Nuclear energy is an incredibly promising resource with an already excellent climate track record. The speediest drop in carbon emissions from any country in history happened when France adopted nuclear electricity, reducing emissions by 2 percent a year.

NASA estimates that nuclear energy has offset 65 billion tons of CO2 emissions worldwide and saved 1.8 million lives in the process. Indeed, the IPCC has determined nuclear energy to have the lowest carbon emissions of any so-called “base load” energy sources. Some research estimates that avoiding a two degrees Celsius increase without nuclear wouldn’t just be difficult, but downright impossible.

Columbia University climatologist James Hansen, the father of the anti-climate-change movement, has said “Nuclear [power], especially next-generation nuclear [power], has tremendous potential to be part of the solution to climate change...To say we won't use all the tools to solve the problem is crazy.”

Unfortunately, there is a large contingent of the environmentalist movement that is, to use Hansen’s phrase, “crazy.” Opponents of nuclear power include Greenpeace, the Natural Resource Defense Council and the Sierra Club.

It is important to note the actors here.

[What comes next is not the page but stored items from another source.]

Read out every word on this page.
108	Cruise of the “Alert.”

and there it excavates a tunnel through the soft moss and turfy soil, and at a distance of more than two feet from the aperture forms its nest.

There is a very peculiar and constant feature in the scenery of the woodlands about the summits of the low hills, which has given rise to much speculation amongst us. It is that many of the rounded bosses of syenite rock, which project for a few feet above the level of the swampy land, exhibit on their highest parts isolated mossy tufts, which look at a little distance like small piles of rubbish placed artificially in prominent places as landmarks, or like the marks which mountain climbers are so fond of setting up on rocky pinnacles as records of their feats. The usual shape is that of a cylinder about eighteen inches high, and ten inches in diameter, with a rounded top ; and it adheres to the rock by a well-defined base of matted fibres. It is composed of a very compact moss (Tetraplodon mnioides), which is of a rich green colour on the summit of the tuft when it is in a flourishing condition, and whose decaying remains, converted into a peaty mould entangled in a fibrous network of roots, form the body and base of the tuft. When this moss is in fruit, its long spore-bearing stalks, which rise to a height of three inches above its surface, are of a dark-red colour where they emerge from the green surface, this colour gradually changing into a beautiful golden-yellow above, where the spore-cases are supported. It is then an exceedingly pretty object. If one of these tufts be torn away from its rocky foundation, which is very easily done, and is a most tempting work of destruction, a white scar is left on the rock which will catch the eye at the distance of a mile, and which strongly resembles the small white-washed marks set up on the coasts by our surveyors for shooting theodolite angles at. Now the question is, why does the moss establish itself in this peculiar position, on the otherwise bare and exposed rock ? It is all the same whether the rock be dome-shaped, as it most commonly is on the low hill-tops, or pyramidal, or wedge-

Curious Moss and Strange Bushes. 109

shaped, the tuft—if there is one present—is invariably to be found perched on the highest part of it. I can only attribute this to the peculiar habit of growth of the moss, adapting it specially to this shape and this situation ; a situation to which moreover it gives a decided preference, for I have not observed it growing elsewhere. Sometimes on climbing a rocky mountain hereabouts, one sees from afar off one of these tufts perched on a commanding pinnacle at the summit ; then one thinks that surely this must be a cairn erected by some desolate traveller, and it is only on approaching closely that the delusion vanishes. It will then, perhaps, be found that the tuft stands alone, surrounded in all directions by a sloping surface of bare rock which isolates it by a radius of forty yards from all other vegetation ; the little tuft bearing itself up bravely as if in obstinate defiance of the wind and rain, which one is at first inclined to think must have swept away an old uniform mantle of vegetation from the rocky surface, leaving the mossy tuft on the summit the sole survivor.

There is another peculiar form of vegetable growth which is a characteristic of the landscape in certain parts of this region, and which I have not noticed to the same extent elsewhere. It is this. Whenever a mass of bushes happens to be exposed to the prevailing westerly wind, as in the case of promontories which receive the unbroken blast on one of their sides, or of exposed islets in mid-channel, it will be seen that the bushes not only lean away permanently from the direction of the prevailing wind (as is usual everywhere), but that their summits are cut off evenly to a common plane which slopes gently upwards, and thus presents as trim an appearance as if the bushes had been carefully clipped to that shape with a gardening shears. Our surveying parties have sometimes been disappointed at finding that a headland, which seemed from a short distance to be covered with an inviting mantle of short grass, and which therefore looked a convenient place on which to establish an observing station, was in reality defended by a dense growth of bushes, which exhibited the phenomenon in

There is one key difference separating pro-nuclear environmentalists (James Hansen, the IPCC, NASA, etc.) from anti-nuclear activists: only the former are scientists. For every picket sign Greenpeace can raise against nuclear power, NASA has two Ph.D.’s it can throw back. With a credibility divide so stark, it should be no surprise that all of the common objections lobbed against the strongest clean energy source are usually nothing but canards.

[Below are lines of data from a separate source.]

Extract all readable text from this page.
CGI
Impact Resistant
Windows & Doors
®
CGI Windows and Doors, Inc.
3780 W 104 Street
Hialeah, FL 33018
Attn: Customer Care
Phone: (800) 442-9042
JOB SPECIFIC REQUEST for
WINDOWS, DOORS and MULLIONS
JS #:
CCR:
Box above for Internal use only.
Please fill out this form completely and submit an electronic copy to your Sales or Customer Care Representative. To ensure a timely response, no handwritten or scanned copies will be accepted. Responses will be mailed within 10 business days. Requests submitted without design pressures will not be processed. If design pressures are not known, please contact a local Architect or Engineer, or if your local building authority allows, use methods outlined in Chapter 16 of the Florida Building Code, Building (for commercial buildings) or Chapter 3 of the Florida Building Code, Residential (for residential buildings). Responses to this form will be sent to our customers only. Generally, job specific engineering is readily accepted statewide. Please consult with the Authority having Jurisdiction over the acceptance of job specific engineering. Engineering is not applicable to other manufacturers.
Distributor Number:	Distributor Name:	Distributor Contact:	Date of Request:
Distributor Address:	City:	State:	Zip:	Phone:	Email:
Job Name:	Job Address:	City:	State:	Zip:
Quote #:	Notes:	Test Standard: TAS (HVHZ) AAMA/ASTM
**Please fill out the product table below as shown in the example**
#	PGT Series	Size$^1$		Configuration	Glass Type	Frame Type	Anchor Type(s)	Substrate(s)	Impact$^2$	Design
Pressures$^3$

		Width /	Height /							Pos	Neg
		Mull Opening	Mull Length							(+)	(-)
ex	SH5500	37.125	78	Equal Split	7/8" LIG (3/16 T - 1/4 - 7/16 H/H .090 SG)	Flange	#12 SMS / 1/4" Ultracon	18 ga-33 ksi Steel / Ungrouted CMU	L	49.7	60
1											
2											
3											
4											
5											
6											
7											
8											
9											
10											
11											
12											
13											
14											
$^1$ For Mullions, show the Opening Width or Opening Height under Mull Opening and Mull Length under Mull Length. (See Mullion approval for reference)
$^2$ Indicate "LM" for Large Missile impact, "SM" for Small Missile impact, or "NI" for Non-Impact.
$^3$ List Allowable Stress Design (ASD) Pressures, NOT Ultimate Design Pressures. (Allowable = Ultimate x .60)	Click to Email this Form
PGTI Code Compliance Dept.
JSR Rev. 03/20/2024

It is said that nuclear energy is dangerous, a claim that is aided by dramatic stories of Fukushima, Three-Mile Island and Chernobyl. However, if we prefer facts over intuition, it is easy to find that nuclear energy is very safe. The three accidents listed above are the only major nuclear plant accidents in human history.

All other forms of energy are much more dangerous. A 2011 study from the British University of Bath found that coal is responsible for five times as many worker deaths from accidents, 470 times as many deaths due to air pollution among members of the public, and more than 1,000 times as many cases of serious illness. Indeed, just this November, a coal plant in China exploded, killing twice as many people as either the blast or radiation from Chernobyl.

And it’s also absurd to suggest that a nuclear power plant could explode as a kind of accidental atomic bomb. Energy-grade uranium is enriched to five percent, far below the 90 percent necessary for weapons. Once again, this is nothing more than uninformed fear mongering. Finally, it is also said that nuclear energy is simply infeasible. But this is overly-pessimistic at best. Conservative estimates find that the world’s fossil fuel electricity could be replaced by nuclear power in as little as 25 years.

With all this said, I repeat that nuclear energy is not perfect. Uranium and plutonium require mining beforehand, storage afterward and a great deal of water to cool them in the meantime. But we must look at energy issues as a cost-benefit analysis.

A catastrophe of truly unprecedented proportions is looming unless the world seriously reduces emissions. Nuclear energy does so. It is imperative that we “use all the tools” to solve this problem.

Bobby Zitzmann is a freshman in the School of International Service.